In response to the letter to the editor regarding the Jefferson Madison Regional Library exhibit of soil from the Albemarle County site of a lynching (“Library display uninteresting,” The Daily Progress, July 16):
As we struggle to come to terms with racial injustice, we should be deeply indebted to the courageous work of Bryan Stevenson, founder and executive director of the Equal Justice Initiative in Montgomery, Alabama, in helping us acknowledge and confront the history of lynching. Thousands of African American men and women were lynched, often in front of hundreds of cheering whites, as a deliberate plan to maintain the legacy of white supremacy.

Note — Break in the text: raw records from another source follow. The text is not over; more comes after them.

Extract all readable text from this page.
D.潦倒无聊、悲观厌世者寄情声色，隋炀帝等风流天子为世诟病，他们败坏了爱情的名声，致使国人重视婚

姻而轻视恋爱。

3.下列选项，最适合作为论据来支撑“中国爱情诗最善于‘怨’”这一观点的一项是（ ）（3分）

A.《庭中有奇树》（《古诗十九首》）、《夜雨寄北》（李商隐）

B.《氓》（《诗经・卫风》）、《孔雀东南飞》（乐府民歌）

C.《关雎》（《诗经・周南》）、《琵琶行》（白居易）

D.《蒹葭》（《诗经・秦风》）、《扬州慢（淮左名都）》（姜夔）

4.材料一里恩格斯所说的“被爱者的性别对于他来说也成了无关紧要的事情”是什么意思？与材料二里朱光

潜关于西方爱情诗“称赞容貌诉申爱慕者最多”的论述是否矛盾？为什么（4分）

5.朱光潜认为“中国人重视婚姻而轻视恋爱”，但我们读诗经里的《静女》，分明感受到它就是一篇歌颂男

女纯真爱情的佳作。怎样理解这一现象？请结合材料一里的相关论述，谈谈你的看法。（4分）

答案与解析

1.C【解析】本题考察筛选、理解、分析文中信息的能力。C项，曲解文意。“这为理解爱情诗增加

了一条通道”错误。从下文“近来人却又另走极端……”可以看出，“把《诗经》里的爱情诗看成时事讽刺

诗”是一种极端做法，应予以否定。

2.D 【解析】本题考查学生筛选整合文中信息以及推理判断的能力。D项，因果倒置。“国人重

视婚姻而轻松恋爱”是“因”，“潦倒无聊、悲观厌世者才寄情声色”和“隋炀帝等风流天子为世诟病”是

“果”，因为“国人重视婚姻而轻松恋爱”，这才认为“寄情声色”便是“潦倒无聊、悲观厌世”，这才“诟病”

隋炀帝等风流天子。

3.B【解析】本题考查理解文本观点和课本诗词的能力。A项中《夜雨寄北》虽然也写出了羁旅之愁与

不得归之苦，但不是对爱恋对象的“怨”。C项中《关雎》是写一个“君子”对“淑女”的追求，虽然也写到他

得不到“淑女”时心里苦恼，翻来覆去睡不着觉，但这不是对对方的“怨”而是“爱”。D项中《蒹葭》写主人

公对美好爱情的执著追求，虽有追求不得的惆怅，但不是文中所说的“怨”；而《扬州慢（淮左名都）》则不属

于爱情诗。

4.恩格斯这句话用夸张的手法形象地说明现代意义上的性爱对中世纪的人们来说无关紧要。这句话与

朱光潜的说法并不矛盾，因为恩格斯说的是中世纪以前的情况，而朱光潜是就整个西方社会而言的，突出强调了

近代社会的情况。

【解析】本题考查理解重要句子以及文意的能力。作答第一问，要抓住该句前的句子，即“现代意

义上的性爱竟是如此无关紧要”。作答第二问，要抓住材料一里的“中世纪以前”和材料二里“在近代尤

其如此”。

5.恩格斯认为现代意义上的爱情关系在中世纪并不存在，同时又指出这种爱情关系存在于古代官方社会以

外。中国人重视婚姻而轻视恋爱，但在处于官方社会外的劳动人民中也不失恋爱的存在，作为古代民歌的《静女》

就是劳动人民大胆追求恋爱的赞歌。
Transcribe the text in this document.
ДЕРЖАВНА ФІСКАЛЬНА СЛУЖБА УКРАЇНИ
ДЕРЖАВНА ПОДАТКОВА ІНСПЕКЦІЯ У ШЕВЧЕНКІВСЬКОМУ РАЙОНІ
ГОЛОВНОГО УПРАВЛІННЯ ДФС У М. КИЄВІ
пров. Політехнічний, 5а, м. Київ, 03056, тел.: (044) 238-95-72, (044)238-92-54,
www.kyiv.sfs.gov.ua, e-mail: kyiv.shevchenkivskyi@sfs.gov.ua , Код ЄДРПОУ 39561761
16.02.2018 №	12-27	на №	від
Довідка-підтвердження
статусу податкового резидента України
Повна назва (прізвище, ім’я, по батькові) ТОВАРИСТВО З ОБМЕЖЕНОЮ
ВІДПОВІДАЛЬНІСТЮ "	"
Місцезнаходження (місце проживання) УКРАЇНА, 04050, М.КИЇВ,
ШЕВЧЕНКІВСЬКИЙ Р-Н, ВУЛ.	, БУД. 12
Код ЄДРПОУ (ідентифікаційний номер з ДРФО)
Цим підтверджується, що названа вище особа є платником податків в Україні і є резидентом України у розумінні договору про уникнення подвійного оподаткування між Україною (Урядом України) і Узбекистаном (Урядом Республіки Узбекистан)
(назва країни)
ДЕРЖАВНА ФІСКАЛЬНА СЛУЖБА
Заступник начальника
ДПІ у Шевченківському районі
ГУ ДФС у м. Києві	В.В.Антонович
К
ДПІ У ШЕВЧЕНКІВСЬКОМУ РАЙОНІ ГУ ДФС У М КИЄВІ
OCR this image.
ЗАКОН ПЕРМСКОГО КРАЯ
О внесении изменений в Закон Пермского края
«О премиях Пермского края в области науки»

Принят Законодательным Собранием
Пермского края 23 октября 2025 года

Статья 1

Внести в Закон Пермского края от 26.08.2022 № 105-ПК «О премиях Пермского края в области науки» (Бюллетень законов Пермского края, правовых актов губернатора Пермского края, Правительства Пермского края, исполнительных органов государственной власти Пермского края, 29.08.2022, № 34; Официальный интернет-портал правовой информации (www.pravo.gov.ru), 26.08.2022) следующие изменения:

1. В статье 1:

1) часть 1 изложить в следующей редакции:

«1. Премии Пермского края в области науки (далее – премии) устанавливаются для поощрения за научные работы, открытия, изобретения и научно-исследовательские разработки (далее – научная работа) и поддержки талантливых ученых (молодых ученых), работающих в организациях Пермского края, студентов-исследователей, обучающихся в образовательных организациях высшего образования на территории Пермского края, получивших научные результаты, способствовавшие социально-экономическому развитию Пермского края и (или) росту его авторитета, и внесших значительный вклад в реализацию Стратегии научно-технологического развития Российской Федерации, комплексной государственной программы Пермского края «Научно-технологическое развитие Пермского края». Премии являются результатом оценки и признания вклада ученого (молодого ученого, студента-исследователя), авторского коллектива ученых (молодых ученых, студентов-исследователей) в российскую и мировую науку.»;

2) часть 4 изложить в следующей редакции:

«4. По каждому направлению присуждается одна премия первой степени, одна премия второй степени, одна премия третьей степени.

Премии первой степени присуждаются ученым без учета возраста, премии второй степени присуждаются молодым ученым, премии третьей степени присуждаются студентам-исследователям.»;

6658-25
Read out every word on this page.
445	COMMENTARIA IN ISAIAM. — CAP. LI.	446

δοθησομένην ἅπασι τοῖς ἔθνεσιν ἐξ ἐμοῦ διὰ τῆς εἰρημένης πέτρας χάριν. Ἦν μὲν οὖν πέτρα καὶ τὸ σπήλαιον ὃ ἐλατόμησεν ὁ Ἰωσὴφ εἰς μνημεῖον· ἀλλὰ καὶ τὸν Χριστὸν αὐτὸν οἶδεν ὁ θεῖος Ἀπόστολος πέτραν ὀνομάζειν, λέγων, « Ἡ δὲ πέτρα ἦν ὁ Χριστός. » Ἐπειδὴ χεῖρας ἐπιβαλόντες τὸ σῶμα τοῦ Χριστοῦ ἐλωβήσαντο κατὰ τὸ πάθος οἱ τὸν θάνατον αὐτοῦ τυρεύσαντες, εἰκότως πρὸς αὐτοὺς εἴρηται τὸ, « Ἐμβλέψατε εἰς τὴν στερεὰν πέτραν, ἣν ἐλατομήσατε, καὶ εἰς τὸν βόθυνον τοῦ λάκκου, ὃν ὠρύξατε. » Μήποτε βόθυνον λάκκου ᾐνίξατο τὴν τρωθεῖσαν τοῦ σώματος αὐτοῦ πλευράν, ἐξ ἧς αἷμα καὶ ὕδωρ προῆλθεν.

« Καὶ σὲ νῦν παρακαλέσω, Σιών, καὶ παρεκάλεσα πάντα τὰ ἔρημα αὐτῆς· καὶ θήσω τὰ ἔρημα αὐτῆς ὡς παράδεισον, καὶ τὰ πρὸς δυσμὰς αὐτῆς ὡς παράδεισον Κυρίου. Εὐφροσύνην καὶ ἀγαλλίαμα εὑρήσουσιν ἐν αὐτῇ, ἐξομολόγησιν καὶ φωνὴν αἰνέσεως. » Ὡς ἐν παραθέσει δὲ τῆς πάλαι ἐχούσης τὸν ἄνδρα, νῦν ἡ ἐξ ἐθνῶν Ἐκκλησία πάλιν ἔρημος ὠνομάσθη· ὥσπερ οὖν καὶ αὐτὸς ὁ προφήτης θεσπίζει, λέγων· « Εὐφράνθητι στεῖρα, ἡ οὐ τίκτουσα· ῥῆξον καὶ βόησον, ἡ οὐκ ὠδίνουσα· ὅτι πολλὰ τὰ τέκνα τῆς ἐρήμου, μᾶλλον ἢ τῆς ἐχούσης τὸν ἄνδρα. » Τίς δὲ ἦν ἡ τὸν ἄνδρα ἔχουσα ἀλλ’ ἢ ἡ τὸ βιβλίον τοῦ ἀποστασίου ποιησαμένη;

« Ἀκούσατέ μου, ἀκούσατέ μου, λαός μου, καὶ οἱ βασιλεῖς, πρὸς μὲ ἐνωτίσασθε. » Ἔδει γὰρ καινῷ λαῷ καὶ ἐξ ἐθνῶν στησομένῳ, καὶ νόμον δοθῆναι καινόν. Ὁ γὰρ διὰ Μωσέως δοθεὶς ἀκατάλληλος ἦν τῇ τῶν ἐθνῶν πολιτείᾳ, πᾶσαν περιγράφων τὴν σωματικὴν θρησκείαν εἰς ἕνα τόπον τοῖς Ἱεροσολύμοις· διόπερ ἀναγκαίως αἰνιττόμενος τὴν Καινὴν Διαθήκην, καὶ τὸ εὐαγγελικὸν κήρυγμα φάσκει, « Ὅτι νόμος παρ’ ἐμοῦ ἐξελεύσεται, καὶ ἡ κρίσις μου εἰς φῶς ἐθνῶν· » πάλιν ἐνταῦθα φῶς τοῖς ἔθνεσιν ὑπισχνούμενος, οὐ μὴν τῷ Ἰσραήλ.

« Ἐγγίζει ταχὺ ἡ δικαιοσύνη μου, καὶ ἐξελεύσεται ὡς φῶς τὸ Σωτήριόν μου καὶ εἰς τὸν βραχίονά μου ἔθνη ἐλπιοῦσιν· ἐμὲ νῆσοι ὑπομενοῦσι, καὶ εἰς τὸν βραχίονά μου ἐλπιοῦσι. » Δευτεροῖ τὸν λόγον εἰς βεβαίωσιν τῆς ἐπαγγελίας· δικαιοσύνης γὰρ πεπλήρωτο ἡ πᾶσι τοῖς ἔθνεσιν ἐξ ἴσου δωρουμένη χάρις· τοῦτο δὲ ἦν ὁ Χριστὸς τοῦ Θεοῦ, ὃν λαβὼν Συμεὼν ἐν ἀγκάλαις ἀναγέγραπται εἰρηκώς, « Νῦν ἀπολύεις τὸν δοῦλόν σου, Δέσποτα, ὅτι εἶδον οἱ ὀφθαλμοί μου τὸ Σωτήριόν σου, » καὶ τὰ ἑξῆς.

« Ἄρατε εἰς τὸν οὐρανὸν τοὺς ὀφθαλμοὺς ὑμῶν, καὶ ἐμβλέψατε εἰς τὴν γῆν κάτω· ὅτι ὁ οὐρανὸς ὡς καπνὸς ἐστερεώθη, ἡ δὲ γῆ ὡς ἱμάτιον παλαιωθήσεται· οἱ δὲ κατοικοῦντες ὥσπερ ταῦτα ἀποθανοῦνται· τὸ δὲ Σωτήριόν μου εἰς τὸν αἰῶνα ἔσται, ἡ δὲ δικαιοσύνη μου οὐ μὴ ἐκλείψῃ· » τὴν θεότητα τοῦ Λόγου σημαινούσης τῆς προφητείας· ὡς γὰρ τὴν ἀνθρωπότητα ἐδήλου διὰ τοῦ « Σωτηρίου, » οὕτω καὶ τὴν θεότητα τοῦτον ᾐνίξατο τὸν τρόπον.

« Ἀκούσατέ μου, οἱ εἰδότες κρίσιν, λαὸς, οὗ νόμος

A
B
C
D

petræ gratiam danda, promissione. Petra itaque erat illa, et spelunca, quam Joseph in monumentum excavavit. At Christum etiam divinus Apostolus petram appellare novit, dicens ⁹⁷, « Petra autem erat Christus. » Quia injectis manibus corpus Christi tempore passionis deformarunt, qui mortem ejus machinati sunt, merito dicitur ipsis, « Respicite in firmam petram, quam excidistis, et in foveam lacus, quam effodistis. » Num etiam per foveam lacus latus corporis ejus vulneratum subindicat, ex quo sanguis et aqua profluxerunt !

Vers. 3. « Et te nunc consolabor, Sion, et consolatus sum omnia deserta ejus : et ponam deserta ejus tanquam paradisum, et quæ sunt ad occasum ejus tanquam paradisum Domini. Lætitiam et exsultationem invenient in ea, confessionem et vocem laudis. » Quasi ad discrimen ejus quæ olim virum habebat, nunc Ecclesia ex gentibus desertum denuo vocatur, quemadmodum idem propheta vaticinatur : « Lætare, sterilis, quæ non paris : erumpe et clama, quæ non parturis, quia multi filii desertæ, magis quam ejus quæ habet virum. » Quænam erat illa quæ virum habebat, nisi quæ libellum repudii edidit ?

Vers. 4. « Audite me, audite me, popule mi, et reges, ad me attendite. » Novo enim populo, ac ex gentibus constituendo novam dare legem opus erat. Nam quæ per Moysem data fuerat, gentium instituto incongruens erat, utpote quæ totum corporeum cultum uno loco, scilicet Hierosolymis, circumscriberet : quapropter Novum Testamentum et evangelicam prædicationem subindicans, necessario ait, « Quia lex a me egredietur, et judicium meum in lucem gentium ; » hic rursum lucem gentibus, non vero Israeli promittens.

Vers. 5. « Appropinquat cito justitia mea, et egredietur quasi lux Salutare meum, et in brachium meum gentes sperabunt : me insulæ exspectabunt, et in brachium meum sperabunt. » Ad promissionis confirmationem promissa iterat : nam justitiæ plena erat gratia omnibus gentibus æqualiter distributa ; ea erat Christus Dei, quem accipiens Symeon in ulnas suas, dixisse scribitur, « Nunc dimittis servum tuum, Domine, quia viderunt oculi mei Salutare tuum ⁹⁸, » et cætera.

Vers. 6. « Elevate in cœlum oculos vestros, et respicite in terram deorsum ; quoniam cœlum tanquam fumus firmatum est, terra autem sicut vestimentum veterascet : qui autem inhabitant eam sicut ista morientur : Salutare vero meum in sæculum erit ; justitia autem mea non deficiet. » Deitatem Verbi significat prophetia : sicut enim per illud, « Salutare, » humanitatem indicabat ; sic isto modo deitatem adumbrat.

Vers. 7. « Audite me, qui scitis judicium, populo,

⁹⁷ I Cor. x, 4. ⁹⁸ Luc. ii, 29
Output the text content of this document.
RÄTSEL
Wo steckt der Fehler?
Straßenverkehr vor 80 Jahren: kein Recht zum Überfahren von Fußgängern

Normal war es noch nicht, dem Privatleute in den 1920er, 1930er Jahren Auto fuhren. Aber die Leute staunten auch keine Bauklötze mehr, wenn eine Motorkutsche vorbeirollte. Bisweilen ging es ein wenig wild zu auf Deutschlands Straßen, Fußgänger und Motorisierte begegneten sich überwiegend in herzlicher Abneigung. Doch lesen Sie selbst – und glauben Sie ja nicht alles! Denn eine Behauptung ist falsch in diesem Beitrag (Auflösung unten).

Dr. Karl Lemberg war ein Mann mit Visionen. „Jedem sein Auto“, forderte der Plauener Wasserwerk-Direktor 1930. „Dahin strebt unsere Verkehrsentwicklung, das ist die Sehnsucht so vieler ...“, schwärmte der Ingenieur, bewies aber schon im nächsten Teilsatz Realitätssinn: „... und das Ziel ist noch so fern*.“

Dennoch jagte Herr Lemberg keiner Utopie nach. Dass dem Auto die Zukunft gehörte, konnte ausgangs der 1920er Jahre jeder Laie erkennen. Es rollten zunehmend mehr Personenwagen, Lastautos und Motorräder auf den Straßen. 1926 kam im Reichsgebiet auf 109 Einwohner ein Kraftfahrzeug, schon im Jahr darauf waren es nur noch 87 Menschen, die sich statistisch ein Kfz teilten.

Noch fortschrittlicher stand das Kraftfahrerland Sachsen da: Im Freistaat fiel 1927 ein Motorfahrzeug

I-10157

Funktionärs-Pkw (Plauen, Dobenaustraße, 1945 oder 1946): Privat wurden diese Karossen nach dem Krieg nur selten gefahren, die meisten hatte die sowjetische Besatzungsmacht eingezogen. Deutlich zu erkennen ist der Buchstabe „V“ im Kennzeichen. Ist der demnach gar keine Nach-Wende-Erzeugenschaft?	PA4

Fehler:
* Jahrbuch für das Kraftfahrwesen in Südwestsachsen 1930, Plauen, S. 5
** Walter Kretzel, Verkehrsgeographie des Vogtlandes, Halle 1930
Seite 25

The library exhibit with the jar of soil is one of hundreds such jars at the EJI’s museum containing soil from the sites of lynchings, at least one of which occurred in Albemarle County. This is sacred soil, with remnants of fear, sweat and blood from a man who was brutally terrorized and murdered because of the color of his skin. The hope is that this exhibit will cause us to ponder deeply what the stain of lynching has affected, and that it continues to affect how we see ourselves as a nation.
As Bryan Stevenson reminds us, we will not be able to heal the wounds of injustice until we honestly address our past. The museum and memorial Stephenson has created to tell the story of lynching, and to memorialize those who were lynched, will not allow us to divert our eyes from the terrible truth. To do otherwise is “Look away, look away, look away, Dixie Land.”